WNO stalwart Nuccia Focile was in good form as Elisabeth and American Scott Hendricks made a fine, virile (though rather light-voiced) Rodrigue. Theirs were the best performances of the evening, due to combined musical skills and acting ability. Neither was unduly hampered by the shortcomings of the direction unlike the other principals. Guang Yang's Eboli for example - though sung as well as her status as winner of 1997's Cardiff Singer Of the World could lead anyone to expect - might usefully have been portrayed much more expressively.
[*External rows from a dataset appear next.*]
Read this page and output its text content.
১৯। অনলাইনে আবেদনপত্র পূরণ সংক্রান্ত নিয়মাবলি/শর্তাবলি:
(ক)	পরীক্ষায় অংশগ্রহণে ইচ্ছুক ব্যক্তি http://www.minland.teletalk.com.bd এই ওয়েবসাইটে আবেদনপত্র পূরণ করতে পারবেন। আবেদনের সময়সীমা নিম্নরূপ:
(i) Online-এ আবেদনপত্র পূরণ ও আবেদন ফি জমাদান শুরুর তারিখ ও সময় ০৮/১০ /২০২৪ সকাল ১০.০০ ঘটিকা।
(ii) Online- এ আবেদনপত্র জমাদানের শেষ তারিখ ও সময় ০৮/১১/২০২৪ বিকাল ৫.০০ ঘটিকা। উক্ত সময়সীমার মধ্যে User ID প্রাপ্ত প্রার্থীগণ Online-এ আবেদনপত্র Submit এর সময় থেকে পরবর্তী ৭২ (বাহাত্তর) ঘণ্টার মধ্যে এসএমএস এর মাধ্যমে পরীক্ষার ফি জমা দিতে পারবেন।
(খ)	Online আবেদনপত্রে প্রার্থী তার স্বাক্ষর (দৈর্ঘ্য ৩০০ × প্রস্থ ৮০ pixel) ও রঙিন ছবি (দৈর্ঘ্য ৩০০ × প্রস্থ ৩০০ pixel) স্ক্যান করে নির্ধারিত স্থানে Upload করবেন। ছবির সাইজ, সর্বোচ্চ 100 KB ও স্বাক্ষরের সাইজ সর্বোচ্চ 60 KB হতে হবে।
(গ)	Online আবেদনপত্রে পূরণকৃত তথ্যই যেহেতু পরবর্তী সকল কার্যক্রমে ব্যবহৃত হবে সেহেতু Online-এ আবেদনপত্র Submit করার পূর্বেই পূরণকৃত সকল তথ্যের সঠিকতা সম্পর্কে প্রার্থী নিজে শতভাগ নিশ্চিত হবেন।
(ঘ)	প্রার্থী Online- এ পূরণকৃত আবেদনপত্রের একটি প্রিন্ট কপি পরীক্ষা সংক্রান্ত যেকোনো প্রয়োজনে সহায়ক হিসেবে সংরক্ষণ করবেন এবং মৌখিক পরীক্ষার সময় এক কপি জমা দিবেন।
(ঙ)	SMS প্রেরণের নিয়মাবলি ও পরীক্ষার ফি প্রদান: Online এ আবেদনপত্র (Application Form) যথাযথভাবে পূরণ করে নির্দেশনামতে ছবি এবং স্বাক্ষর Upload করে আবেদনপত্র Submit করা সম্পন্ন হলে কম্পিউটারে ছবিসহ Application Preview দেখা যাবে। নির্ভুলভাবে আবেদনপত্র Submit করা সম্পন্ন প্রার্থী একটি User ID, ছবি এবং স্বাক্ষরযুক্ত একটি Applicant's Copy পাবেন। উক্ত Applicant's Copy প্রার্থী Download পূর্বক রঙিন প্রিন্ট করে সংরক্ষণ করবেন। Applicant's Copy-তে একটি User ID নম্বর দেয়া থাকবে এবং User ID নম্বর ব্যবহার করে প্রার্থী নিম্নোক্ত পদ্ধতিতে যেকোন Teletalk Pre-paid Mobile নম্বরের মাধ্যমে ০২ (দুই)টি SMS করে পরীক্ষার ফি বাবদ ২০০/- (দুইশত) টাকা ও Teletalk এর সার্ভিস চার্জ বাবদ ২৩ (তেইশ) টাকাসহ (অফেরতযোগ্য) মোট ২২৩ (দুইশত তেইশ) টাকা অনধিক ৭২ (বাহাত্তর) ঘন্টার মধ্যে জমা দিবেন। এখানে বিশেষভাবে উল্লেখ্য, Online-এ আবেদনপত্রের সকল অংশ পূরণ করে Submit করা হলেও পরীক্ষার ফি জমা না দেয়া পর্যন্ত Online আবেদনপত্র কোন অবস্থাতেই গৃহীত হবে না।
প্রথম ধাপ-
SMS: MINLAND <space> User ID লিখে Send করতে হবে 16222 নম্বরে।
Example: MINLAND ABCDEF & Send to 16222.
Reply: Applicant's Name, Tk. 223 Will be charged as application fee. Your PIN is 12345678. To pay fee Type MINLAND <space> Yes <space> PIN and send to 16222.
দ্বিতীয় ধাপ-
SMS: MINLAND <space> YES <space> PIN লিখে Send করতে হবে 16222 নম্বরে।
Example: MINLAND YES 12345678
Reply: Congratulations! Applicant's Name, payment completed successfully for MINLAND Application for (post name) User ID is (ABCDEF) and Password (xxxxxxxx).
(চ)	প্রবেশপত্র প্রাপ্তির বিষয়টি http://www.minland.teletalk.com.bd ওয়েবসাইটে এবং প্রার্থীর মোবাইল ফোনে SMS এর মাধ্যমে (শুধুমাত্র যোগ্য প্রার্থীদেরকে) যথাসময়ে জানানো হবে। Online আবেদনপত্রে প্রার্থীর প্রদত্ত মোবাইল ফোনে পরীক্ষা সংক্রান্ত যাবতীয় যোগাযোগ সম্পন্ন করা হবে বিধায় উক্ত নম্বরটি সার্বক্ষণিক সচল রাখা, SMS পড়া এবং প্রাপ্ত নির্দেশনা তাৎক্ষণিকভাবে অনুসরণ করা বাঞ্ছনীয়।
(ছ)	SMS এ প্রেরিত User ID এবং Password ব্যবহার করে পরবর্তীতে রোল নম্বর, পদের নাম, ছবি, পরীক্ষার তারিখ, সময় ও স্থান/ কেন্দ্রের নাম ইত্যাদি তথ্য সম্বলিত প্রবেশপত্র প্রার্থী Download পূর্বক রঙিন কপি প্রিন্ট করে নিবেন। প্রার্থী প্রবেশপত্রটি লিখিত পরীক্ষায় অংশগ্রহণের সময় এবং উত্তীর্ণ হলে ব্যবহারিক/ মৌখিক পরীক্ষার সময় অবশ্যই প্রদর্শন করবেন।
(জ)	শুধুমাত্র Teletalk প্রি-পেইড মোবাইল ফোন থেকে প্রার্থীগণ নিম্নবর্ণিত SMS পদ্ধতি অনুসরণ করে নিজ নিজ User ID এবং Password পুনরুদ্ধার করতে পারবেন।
Just what sort of a woman she was meant to be was always in some doubt here, particularly after she trotted off meekly to a convent, banished by Count Lerma in one of the extra scenes.

 

In the same way, both Paul Charles Clarke (Carlos) and Andrea Silvestrelli (Philippe II) seemed to be having trouble deciding which elements of their roles should be the most prominent. Mr. Clarke's tenor is adequate enough for Carlos but the requirement that he should constantly emphasise his 'feminine' side - a modern invention if ever there was - limits his performance. He almost faints away during the 'Friendship' duet and so feels simply too unmanly to be a convincing saviour of the Flemish despite his affirmed intentions. Mr. Silvestrelli's Philippe II also lacked depth of characterisation: he came across mostly as a booming bully and he too was almost reduced to tears while hugging the jewel case in which Elisabeth had concealed Carlos's portrait. Not much anguished nobility there, I thought.

 

The great failing of this production is that despite John Caird's honest intention to make it relevant to modern times - because the menace of the Inquisition is still with us one way or another - it simply isn't either frightening or complex enough to reveal much of the the bleak drama that Verdi intended. Musically it's still a masterpiece though - and truly grand opera at that - with fine orchestral playing and the customary excellent singing from the WNO chorus. These things - together with some fine singing from some of the principals - make seeing it more than worthwhile.